Mordvinians, an ancient Finno-Ugric ethnic group, were first mentioned under the name ‘Mordens’ by the Gothic historian Jordanes in the 6th century AD. In the mid-13th century Mordovia fell to the Golden Horde, and in 1552 it was annexed by Ivan the Terrible along with the rest of the Kazan khanate. Under tsarist rule the Mordovians were deprived of political power and cultural self-expression. It was not until 1928 that the Mordovians as a nation received some degree of political recognition. The USSR government set up the Mordovian national okrug. In 1930 it was reorganized into the Mordovian autonomous oblast, and in 1934, into an Autonomous Soviet Socialist Republic. Formally, the Mordovian ASSR has all the attributes of national autonomy, but in reality the Russian majority determines the form and content of its culture. At the Mordovian State University, which has an enrollment of 4,480, most disciplines are taught in Russian. The dominant Soviet newspapers, Sovetskaia Mordovia and Molodoi leninets, were published in Russian. Newspapers published in the two Mordovian languages have limited editions.

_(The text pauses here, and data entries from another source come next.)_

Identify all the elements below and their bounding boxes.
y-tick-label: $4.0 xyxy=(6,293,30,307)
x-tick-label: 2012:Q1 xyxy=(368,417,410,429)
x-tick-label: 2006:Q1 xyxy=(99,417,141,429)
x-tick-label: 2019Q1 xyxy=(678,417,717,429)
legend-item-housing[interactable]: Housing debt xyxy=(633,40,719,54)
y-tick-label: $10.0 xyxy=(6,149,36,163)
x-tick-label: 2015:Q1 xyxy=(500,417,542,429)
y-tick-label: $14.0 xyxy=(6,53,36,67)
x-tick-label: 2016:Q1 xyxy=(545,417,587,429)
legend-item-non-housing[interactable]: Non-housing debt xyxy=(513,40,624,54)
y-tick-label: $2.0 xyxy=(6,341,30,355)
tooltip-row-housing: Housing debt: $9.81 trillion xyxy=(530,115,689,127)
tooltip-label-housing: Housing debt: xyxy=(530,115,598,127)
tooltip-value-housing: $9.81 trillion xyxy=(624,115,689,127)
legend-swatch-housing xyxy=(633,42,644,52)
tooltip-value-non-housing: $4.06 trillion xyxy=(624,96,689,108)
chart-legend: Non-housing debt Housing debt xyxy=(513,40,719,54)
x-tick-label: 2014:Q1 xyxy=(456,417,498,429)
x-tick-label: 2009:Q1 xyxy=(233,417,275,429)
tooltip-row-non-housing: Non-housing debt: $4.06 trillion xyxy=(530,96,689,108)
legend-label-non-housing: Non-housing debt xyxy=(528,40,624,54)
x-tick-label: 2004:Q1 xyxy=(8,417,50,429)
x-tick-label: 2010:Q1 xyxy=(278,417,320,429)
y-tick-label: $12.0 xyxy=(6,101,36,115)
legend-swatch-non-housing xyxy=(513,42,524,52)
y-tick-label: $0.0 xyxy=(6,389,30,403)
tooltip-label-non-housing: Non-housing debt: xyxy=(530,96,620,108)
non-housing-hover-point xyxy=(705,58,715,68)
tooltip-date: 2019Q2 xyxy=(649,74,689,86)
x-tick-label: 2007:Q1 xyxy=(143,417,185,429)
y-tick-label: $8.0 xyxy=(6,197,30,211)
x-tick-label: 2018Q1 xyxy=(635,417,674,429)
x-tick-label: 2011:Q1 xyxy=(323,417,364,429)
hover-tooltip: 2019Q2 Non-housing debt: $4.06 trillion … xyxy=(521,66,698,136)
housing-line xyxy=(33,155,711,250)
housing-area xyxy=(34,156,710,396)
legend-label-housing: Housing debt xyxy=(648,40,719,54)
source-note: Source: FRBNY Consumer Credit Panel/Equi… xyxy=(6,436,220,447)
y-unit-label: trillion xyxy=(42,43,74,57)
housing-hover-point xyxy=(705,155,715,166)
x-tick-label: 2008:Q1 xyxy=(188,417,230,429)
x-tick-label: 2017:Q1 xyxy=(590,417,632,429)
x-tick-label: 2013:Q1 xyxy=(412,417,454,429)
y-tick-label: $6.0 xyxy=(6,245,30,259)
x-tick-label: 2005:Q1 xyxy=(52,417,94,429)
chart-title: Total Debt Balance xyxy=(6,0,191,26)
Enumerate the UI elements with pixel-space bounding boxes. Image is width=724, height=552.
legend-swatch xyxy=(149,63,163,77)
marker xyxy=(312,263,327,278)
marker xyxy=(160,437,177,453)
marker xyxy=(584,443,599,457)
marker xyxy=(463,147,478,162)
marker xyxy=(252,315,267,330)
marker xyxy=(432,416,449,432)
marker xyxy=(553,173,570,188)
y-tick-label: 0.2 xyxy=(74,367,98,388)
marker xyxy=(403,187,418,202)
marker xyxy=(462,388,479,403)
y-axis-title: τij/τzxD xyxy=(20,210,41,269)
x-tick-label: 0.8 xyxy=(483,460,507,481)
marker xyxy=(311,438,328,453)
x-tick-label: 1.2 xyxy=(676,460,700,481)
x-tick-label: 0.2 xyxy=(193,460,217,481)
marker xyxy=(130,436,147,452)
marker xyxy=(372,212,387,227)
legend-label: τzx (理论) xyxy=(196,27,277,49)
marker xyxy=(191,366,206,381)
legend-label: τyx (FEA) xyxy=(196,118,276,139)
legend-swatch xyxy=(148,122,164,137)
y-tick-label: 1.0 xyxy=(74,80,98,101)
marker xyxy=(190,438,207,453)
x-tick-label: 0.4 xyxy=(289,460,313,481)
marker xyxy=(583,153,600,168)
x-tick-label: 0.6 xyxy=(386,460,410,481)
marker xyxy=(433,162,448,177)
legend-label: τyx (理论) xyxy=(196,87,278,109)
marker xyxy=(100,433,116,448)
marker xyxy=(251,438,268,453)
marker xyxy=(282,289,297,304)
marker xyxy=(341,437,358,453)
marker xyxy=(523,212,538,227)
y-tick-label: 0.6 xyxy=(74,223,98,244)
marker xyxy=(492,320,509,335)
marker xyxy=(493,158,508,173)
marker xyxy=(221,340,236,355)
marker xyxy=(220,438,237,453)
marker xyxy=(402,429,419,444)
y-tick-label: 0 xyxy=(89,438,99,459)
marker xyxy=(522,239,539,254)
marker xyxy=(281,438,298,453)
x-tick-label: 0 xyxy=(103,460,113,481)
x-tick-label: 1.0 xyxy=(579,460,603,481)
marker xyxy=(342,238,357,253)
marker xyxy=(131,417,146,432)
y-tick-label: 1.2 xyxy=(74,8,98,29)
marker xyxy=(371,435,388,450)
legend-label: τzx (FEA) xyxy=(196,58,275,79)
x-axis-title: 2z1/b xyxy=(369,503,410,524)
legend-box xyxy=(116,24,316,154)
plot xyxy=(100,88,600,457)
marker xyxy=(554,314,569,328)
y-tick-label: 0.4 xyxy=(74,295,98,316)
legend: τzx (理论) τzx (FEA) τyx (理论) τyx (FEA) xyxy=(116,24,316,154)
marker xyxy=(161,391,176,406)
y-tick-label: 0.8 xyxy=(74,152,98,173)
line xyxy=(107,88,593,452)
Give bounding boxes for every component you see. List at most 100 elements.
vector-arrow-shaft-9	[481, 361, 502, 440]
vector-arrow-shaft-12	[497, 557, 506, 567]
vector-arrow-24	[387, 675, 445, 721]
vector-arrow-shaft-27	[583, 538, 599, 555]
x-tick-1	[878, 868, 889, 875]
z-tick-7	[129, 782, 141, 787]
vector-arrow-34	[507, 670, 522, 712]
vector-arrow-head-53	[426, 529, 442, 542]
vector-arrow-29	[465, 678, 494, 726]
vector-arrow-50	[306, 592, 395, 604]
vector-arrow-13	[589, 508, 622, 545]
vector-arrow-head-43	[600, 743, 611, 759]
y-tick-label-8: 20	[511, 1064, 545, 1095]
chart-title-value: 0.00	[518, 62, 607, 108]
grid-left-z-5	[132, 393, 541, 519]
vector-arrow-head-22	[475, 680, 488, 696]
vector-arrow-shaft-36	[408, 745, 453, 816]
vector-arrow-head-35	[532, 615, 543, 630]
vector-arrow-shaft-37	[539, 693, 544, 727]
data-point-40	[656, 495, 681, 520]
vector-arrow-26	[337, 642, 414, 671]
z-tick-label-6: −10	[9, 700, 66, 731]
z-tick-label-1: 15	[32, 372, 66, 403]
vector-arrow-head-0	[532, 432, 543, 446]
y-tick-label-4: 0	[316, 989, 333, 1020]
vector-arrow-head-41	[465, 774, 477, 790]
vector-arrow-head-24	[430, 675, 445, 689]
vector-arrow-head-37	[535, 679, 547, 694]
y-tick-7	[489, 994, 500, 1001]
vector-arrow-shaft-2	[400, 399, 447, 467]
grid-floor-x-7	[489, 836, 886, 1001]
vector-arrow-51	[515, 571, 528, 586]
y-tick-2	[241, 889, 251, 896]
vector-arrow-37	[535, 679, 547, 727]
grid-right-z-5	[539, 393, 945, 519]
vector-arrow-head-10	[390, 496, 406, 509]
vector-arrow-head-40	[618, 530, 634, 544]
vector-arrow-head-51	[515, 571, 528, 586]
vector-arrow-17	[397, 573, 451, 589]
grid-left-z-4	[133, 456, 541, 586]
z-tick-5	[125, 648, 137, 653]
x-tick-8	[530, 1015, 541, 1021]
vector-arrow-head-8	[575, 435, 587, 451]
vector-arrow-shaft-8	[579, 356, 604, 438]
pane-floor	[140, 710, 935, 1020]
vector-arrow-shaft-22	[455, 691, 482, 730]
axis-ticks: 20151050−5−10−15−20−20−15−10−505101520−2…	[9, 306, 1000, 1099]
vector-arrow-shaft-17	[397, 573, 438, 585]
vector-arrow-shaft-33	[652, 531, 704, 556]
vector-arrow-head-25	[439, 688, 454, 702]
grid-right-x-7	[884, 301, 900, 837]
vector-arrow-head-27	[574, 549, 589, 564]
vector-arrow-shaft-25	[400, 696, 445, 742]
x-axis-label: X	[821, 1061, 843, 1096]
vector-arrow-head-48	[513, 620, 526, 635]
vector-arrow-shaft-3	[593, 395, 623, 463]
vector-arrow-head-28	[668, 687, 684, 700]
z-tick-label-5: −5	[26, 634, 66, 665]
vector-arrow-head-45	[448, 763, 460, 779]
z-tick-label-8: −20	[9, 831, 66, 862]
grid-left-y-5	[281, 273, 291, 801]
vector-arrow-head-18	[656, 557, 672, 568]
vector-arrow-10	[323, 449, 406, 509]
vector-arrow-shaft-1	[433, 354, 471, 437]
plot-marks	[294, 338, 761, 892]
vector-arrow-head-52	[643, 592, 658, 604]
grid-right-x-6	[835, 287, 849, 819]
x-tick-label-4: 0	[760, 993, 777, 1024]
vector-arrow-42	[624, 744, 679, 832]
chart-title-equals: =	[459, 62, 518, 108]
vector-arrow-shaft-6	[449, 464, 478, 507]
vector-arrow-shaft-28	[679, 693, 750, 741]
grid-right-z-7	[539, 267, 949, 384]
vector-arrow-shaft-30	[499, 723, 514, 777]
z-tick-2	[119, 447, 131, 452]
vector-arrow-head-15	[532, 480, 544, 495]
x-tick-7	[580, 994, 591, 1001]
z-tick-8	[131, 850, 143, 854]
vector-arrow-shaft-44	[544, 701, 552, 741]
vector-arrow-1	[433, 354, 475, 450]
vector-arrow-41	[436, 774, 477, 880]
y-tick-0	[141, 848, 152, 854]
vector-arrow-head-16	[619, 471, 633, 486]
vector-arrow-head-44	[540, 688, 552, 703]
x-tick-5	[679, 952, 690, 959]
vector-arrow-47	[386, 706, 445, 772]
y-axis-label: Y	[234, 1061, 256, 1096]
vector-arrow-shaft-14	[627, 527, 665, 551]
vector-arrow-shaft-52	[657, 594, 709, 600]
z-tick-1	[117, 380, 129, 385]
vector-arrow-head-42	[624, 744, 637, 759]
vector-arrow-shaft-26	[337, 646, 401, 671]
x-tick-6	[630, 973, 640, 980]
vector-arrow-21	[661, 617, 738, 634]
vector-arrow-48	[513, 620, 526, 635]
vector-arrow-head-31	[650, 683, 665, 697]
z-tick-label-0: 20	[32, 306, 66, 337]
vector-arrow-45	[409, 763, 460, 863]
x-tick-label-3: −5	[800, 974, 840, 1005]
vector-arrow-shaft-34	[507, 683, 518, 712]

The first labor camps in the republic originated after the October Revolution of 1917. At least eight Gulag camps (Barashevo, Sosnovka, Saransk, Ruzaevka, Lesnoi, Potma, Yavas, and Zubova Polianka) and a prison (Saransk) were located there. Since the Second World War many political prisoners, particularly Ukrainians, have served time in these camps.